In Accepting the Unexpected, I step away from writing about travel to comment on the bigger journey of life. While the topics may vary, the central theme is always the same: living life means learning to deal with the unexpected.
When we commit to accepting the unexpected journey, we are choosing to see life as an ever-changing series of life events that shape and transform us into the people that we are.
And the last year has been a constant shaping and transforming of my life and the woman that I am.
I lost a job, started a podcast with a friend, moved back across the country, started not one, but two new jobs, and settled into a life that is equal parts new and old.
For the last seven years, I have kept on writing and creating, sometimes intermittently, sometimes with obsessive regularity, but always with the drive to just keep creating because it helped me to cope with the craziness that was the world around me.
But when it seemed like I was losing everything at the beginning of 2021, when I found myself off-kilter and grasping in the dark for something, anything to hold onto, creating became an obsession. I wanted to write. I wanted to be heard. I wanted my writing to mean something and possibly be a pathway outside of the career I had believed would be a part of me for the rest of my life.
That frantic searching led to some pretty counter-productive behavior. One of the myths about being a creative is that you have to always be hustling and that the hustle is just as important as the quality of your work. I started joining Facebook groups and Instagram follow threads with the sole purpose of sharing my work with complete strangers who may, or may not, have cared about what I had to say. Feeling professionally crushed and at a complete loss, I searched for some kind of validation from places designed only to validate through numbers, not genuine engagement.
Once we made the decision to move to Indiana, I decided it was time to go cold turkey. I quit all of the groups, I stopped spending useless hours clicking and viewing and liking the creative work of others that I had no interest in. I devoted my creative energy to starting a podcast with a friend and once again searching for a job in a career I was not ready to leave. I still obsessed a little about numbers, but those numbers were based on genuine engagement. I was done with the hustle. I was done trying to be something I wasn’t. I still wanted validation, but I needed to focus on the changes right in front of me and I would take it from there.
Interestingly enough, I quickly learned that this was a situation where “let go and let God” had genuine merit.

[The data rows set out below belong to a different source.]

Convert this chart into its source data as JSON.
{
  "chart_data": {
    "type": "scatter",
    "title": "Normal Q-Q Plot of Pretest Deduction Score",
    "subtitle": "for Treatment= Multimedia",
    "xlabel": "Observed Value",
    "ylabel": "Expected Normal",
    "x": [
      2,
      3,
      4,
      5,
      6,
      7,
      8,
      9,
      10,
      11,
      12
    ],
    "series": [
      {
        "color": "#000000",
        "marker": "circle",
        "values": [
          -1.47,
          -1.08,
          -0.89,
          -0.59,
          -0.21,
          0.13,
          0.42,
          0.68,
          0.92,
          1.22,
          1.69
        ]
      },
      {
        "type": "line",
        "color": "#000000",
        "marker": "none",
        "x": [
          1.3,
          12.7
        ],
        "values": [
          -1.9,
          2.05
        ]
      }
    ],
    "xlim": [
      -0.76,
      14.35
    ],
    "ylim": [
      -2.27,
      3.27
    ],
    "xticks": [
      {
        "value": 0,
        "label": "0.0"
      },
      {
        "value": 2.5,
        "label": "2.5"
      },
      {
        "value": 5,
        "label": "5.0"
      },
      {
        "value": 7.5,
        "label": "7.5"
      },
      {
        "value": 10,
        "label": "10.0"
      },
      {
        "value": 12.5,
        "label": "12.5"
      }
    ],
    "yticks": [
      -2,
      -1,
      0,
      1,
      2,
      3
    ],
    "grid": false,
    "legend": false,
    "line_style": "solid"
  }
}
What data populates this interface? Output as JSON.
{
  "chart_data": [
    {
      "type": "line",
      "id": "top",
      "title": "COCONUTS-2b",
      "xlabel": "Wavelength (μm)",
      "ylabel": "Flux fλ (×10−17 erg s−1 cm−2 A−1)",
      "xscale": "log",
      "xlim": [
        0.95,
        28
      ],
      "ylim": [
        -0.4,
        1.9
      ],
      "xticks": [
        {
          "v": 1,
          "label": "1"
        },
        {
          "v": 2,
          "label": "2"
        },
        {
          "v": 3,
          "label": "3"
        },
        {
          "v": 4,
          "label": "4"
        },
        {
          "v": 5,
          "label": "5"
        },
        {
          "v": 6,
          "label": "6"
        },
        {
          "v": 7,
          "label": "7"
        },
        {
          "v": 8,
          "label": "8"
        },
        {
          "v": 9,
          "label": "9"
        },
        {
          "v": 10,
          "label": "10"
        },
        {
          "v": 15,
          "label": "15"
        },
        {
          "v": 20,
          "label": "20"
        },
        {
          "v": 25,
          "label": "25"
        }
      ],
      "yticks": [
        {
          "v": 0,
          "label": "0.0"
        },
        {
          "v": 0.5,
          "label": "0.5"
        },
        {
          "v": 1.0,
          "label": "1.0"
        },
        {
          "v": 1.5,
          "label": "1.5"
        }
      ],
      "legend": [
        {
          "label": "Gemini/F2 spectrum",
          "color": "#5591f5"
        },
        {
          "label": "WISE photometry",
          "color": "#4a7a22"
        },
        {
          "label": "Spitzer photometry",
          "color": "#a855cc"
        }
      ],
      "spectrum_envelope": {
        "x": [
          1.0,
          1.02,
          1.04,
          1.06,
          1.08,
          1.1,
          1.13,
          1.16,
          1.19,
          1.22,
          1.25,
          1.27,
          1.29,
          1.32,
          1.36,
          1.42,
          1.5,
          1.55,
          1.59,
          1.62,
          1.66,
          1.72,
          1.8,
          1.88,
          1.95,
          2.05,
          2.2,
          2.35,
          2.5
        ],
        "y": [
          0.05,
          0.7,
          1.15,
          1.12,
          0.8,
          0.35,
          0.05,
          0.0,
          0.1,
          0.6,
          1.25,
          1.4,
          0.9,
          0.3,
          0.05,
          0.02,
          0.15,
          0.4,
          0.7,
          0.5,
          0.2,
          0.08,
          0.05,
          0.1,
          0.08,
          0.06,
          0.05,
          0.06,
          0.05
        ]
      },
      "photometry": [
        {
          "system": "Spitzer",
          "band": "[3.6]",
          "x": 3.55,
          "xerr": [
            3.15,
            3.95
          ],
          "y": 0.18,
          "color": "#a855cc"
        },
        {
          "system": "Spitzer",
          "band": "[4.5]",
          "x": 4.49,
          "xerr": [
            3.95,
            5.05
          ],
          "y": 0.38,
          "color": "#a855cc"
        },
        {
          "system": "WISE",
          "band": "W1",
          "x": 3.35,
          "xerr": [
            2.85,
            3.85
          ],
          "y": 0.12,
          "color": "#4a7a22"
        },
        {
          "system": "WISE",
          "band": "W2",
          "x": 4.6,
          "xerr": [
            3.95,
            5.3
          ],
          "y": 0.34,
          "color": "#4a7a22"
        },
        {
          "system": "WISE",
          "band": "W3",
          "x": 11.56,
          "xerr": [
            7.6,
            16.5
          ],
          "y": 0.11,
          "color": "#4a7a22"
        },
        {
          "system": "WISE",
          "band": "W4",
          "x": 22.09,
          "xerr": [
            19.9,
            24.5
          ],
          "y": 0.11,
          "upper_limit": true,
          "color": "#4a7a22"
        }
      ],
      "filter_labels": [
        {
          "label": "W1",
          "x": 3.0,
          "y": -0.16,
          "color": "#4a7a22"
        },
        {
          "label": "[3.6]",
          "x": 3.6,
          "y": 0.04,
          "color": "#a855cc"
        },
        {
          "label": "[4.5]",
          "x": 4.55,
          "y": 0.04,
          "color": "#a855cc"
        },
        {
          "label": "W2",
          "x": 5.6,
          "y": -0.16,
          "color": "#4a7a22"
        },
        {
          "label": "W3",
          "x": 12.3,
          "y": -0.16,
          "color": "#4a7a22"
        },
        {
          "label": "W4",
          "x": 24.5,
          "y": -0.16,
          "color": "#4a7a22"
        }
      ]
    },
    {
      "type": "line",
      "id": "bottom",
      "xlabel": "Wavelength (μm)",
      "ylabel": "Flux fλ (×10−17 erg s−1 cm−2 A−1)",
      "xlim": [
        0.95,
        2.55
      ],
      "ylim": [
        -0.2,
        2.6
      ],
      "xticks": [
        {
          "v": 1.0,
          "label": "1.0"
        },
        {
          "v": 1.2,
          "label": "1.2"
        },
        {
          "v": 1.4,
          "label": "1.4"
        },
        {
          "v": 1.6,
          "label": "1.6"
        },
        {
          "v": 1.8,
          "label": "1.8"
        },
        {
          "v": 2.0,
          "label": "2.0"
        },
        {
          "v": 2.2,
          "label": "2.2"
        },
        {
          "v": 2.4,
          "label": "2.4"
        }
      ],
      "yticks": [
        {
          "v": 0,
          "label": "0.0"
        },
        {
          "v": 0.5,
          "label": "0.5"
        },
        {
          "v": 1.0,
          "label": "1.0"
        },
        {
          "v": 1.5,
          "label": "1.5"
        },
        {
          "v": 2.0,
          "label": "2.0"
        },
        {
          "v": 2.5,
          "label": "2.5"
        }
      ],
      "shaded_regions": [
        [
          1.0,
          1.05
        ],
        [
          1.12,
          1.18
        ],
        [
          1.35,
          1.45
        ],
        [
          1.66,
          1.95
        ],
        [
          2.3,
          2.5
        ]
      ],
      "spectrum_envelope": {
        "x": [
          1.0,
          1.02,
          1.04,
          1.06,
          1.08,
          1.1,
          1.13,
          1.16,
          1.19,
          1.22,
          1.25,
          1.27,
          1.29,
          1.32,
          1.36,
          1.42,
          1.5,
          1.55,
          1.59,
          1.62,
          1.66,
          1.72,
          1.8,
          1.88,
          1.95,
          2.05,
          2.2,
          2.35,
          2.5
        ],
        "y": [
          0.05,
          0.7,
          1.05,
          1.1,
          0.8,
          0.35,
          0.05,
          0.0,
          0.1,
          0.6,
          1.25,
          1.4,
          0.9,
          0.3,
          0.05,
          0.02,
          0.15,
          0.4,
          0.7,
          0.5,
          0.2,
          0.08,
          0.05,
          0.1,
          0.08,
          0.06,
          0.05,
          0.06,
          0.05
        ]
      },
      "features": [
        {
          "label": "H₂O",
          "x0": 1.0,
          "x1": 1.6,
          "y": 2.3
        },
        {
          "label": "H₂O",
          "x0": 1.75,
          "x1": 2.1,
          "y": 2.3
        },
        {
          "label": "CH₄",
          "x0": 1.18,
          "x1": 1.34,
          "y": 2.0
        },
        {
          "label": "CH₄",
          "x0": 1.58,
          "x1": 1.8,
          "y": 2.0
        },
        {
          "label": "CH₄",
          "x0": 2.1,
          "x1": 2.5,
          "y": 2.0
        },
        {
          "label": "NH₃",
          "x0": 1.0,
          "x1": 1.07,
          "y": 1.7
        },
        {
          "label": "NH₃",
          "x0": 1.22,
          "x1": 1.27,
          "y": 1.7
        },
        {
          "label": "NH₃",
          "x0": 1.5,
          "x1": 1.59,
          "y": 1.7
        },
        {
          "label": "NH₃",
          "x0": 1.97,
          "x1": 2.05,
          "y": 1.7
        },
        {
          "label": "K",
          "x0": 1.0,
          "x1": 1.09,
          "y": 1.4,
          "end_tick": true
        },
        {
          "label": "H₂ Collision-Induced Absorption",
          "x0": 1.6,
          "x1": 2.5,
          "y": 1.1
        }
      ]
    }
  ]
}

When I stopped hustling out my writing in Facebook groups designed with the sole purpose of getting views and clicks, people were still finding my blog without extra effort and reading what they wanted to read. My organic numbers stayed steady and I was back to genuine engagement that I could actually track.
When I slowed down the frequency of publishing blog posts, people were still reading my old posts. After two full years of writing at least once a week, I was still getting engagement that I could objectively analyze to figure out my next steps, even if I wasn’t writing once a week anymore.
When I started writing for a purpose outside of my blog and submitted original work to other places, I once again found my words being appreciated by a wider audience. It was hustle that mattered. I was creating instead of hawking my words. Eventually, all of that work paid off when I was invited to be a contract writer for The Educator’s Room. Now I can write, work to be a positive impact in the larger world of education, and make some money on the side while working to make a positive impact in my classroom, as well.
I initially believed that not teaching would give me the time needed to work on a podcast that utilized my skills as an English teacher, only to remember just how much I loved analyzing with students and discovering that being in the classroom made me better at a side gig that I was doing “for fun.” It also helped me learn a lot of other skills, such as audio editing and effective social media management that my partner Alicia and I hope will help us turn our podcast into something that has a broader educational influence.
Years ago a friend told me that I needed to see my blog as my writing workshop: write and write and see what sticks, both personally and with my audience. And after years of writing and sharing and writing some more, I’m finally seeing the bigger picture of that writing workshop.
While I’m not completely stepping away from my blog, I have decided it is time to put the workshop on the shelf for a while so that I can focus on being intentional about my creative work.
My most consistently popular work, by far, has been my travel posts. I really started writing about our travel adventures mostly as a way for me to record what we did and to share the meaning behind the hundreds of pictures that I posted for friends and family on Facebook. After nearly four years of listening to podcasts and after one year of podcasting for Lit Think, I have learned that some material is best in different forms. So I am starting a travel podcast. The bulk of my material will be going back and turning my many posts into podcasts to make it easier for people to listen and share. But now, instead of writing about our new adventures, I will be posting them on the podcast below. So subscribe on your favorite player (I’m still working on expanding the platforms) and take a listen. Or go to the Mission: Wanderlust tab. My goal is to do it once a week, recording several weeks at once so that I can avoid what I said I hated so much: the hustle.
My writing workshop has also been my space for writing about life, family, and faith, so I have a writing project in the works that I will announce when I am ready. Between teaching and vacations, I don’t know when I will be ready for that blog post announcement, but I will be making that announcement by summer.
I will close out this transitional announcement by saying thank you to all of my faithful readers and followers, because there are good things on the horizon and I can’t wait to see what it turns into.